A separação institucional entre planejamento (Apla) e regulação (Eras) é uma característica marcante do modelo. No Brasil, parte significativa das críticas regulatórias decorre da superposição de funções técnicas, econômicas e decisórias em um mesmo órgão ou entidade. A Argentina, ao criar uma autarquia dedicada exclusivamente ao planejamento, reconhece a necessidade de separar a função estratégica de expansão de longo prazo da função fiscalizatória e tarifária.
A Apla tem função para definir obras estruturais, acompanhar a execução técnica e atualizar o planejamento de infraestrutura em função de demandas demográficas e ambientais. Já o Eras, com diretores dotados de mandatos fixos, concentra a disciplina econômica da concessão e a fiscalização da prestação, reforçando sua independência e reduzindo riscos de captura, grande crítica feita ao modelo brasileiro.
Inovação regulatória
O ponto mais inovador do DNU, entretanto, diz respeito ao controle social reforçado. Enquanto a legislação brasileira prevê participação social principalmente por meio de audiências e consultas públicas, o marco argentino institucionaliza a participação dos usuários dentro da própria estrutura regulatória. O Eras incorpora, de maneira permanente e orgânica, a Sindicatura de Usuários, composta por entidades representativas dos consumidores, e o Defensor do Usuário, figura institucional investida de legitimidade para atuar em defesa dos interesses coletivos no âmbito do serviço regulado, uma espécie de instituição secundária de garantias de direitos.

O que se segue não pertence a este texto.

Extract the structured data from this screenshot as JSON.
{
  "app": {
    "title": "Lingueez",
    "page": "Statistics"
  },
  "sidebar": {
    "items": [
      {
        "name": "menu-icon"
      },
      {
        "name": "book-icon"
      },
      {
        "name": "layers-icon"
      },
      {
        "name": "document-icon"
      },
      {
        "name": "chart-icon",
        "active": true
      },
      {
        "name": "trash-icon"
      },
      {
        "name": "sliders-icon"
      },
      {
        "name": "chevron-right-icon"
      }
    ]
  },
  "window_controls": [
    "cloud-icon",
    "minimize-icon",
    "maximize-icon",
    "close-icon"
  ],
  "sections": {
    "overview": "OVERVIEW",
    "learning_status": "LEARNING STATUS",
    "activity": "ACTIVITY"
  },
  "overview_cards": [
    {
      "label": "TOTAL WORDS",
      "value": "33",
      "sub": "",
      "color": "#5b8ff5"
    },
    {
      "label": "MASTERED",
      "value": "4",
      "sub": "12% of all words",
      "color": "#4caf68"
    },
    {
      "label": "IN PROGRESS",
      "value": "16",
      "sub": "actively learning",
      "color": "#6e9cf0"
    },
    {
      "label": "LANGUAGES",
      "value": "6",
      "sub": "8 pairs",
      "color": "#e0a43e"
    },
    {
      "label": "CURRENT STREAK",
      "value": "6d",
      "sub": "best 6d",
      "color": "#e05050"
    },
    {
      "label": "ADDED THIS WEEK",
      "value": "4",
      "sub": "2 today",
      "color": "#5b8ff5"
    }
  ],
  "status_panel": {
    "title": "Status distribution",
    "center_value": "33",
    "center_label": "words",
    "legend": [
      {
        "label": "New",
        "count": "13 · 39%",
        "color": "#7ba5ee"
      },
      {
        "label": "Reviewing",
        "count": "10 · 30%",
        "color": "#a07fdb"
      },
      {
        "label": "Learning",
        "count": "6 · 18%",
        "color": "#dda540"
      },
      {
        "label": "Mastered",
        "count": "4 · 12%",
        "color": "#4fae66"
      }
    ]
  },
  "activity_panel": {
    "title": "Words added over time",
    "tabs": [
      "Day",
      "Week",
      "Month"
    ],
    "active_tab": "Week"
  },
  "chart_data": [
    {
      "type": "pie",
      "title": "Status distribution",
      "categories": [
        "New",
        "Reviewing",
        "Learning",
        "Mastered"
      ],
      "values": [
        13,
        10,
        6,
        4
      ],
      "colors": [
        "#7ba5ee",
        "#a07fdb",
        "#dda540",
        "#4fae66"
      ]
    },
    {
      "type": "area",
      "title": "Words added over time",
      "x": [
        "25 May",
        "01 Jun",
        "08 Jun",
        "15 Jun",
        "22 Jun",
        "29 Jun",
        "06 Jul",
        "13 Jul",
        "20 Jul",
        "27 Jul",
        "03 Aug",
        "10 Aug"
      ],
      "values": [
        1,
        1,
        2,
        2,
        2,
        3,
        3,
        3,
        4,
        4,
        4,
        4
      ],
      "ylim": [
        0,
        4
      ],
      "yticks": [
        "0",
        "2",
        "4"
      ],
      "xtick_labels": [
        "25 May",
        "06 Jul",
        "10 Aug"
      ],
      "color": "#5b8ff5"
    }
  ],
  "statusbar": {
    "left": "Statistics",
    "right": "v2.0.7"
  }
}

Essa engenharia institucional confere densidade democrática ao processo regulatório, garantindo que a perspectiva dos usuários não seja episódica, mas cotidiana e dotada de prerrogativas formais. Do ponto de vista teórico, trata-se de uma evolução em direção à regulação participativa, que supera o modelo consultivo e adota uma participação vinculada e institucionalizada, com uma instituição própria para tal fim.
Sob o prisma da privatização, o marco regulatório cumpre uma função preparatória semelhante àquela desempenhada no passado pelo PND no Brasil. A cláusula transitória do DNU prevê que a implementação integral das disposições ocorrerá após a formalização da privatização, com a possibilidade de um período de transição de até cinco anos. Essa técnica jurídica demonstra maturidade regulatória: privatizações bem-sucedidas dependem de marcos normativos prévios, claros e estáveis. A Argentina optou por fixar a moldura regulatória antes de atrair o operador privado.
Por fim, a comparação com o Novo Marco do Saneamento brasileiro revela paralelos importantes. Ambos os regimes adotam metas de universalização, fortalecimento do planejamento, regionalização dos serviços e necessidade de sustentabilidade tarifária. A principal diferença é que o modelo argentino atribui papel central a órgãos autárquicos. Além disso, a institucionalização do controle social no Eras representa um ponto a ser observado.